Altra questione sollevata dalla Direzione dell’AND è quella che appare una “mutazione genetica della scuola italiana”, con Istituti scolastici trasformati in “centri di formazione professionale e progettifici”. In questi “nuovi opifici”, i docenti sono perennemente obbligati ad una “formazione di Stato”, estenuante quanto inconsistente, ma con gravi ripercussioni sulla loro libertà culturale e di insegnamento; immersi nella “fabbrica dei progetti”, il cui scopo preminente è di intercettare risorse finanziarie volte a tutto tranne che a migliorare gli esiti scolastici dei nostri studenti che, ormai, nella “nuova scuola della incompetenza cognitiva” hanno perso ogni attenzione e rilevanza.

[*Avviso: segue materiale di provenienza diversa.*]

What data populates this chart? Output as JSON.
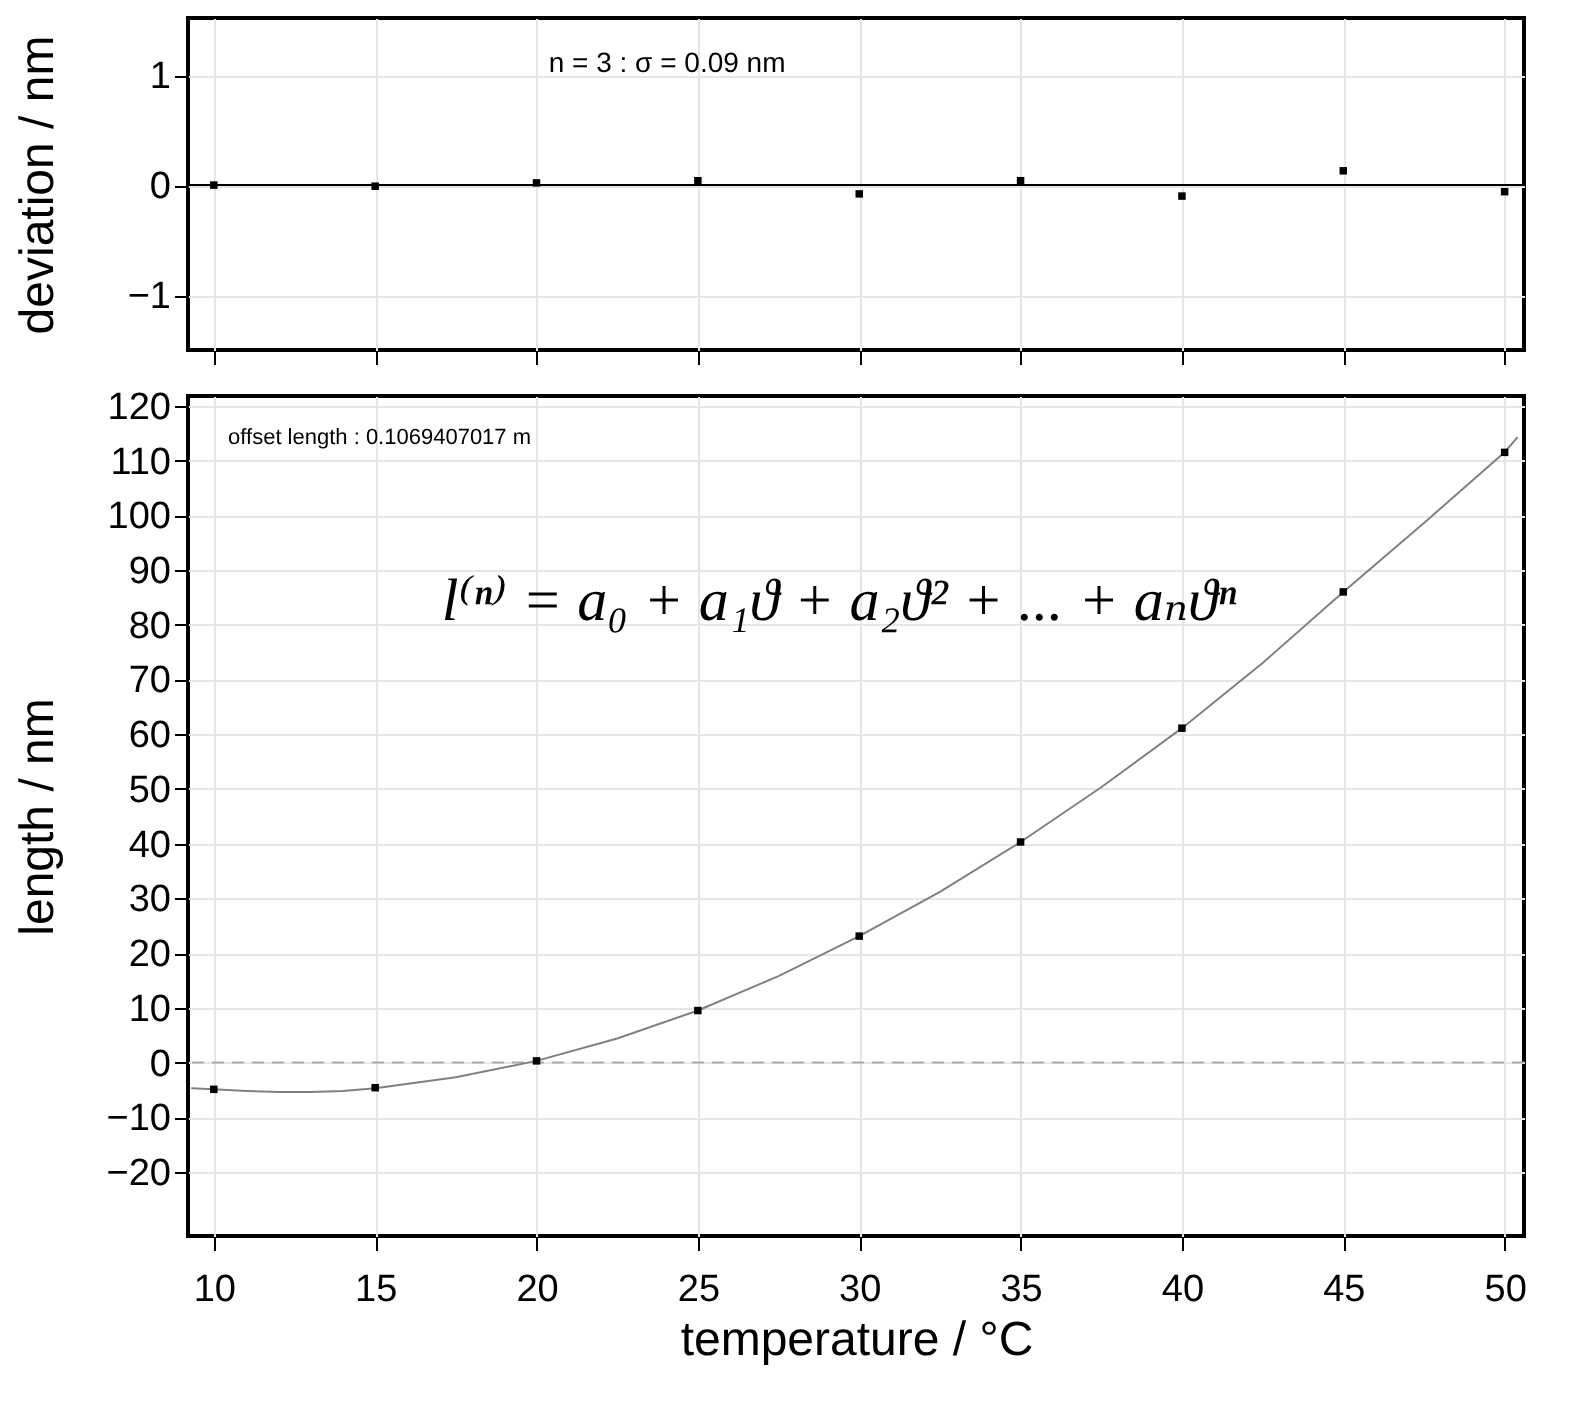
{
  "chart_data": [
    {
      "type": "scatter",
      "ylabel": "deviation / nm",
      "annotations": [
        "n  = 3 :    σ = 0.09 nm"
      ],
      "x": [
        10,
        15,
        20,
        25,
        30,
        35,
        40,
        45,
        50
      ],
      "series": [
        {
          "type": "scatter",
          "color": "#000000",
          "values": [
            0,
            -0.01,
            0.02,
            0.04,
            -0.08,
            0.04,
            -0.1,
            0.13,
            -0.06
          ]
        }
      ],
      "xlim": [
        9.2,
        50.6
      ],
      "xticks": [
        10,
        15,
        20,
        25,
        30,
        35,
        40,
        45,
        50
      ],
      "ylim": [
        -1.5,
        1.52
      ],
      "yticks": [
        -1,
        0,
        1
      ],
      "ref_lines": [
        {
          "axis": "y",
          "value": 0,
          "color": "#000000",
          "line_style": "solid"
        }
      ],
      "grid": true,
      "marker": "square",
      "tick_labels": "y"
    },
    {
      "type": "scatter",
      "xlabel": "temperature / °C",
      "ylabel": "length / nm",
      "annotations": [
        "offset length :   0.1069407017  m",
        "l⁽ⁿ⁾ = a₀ + a₁ϑ + a₂ϑ² + ... + aₙϑⁿ"
      ],
      "x": [
        10,
        15,
        20,
        25,
        30,
        35,
        40,
        45,
        50
      ],
      "series": [
        {
          "type": "line",
          "color": "#808080",
          "marker": "none",
          "x": [
            9.3,
            10,
            11,
            12,
            13,
            14,
            15,
            17.5,
            20,
            22.5,
            25,
            27.5,
            30,
            32.5,
            35,
            37.5,
            40,
            42.5,
            45,
            47.5,
            50,
            50.4
          ],
          "values": [
            -4.7,
            -4.9,
            -5.2,
            -5.4,
            -5.4,
            -5.2,
            -4.7,
            -2.7,
            0.3,
            4.4,
            9.5,
            15.8,
            23.1,
            31.2,
            40.3,
            50.3,
            61.1,
            73.0,
            86.0,
            98.6,
            111.5,
            114.3
          ]
        },
        {
          "type": "scatter",
          "color": "#000000",
          "values": [
            -4.9,
            -4.6,
            0.3,
            9.5,
            23.1,
            40.3,
            61.1,
            86,
            111.5
          ]
        }
      ],
      "xlim": [
        9.2,
        50.6
      ],
      "xticks": [
        10,
        15,
        20,
        25,
        30,
        35,
        40,
        45,
        50
      ],
      "ylim": [
        -31.7,
        121.8
      ],
      "yticks": [
        -20,
        -10,
        0,
        10,
        20,
        30,
        40,
        50,
        60,
        70,
        80,
        90,
        100,
        110,
        120
      ],
      "ref_lines": [
        {
          "axis": "y",
          "value": 0,
          "color": "#aaaaaa",
          "line_style": "dashed"
        }
      ],
      "grid": true,
      "marker": "square"
    }
  ]
}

“Una deriva -ha affermato il prof. Greco- a cui va assolutamente posto un argine! Bisogna rimettere l’insegnamento e gli apprendimenti a capo di ogni priorità; bisogna porre fine alla formazione dei docenti autogestita dalle scuole, non riconoscendo più alle stesse la qualità di soggetti formatori per i docenti. Le scuole si devono occupare (e preoccupare) dell’apprendimento degli studenti e non di quello dei docenti! È necessario che ogni risorsa impiegata nella scuola altro scopo non debba avere se non quello di migliorare i risultati dell’azione didattico-educativa, dunque, la promozione culturale e civile dei nostri studenti che poi è la missione che legittima la funzione e l’esistenza della stessa scuola.”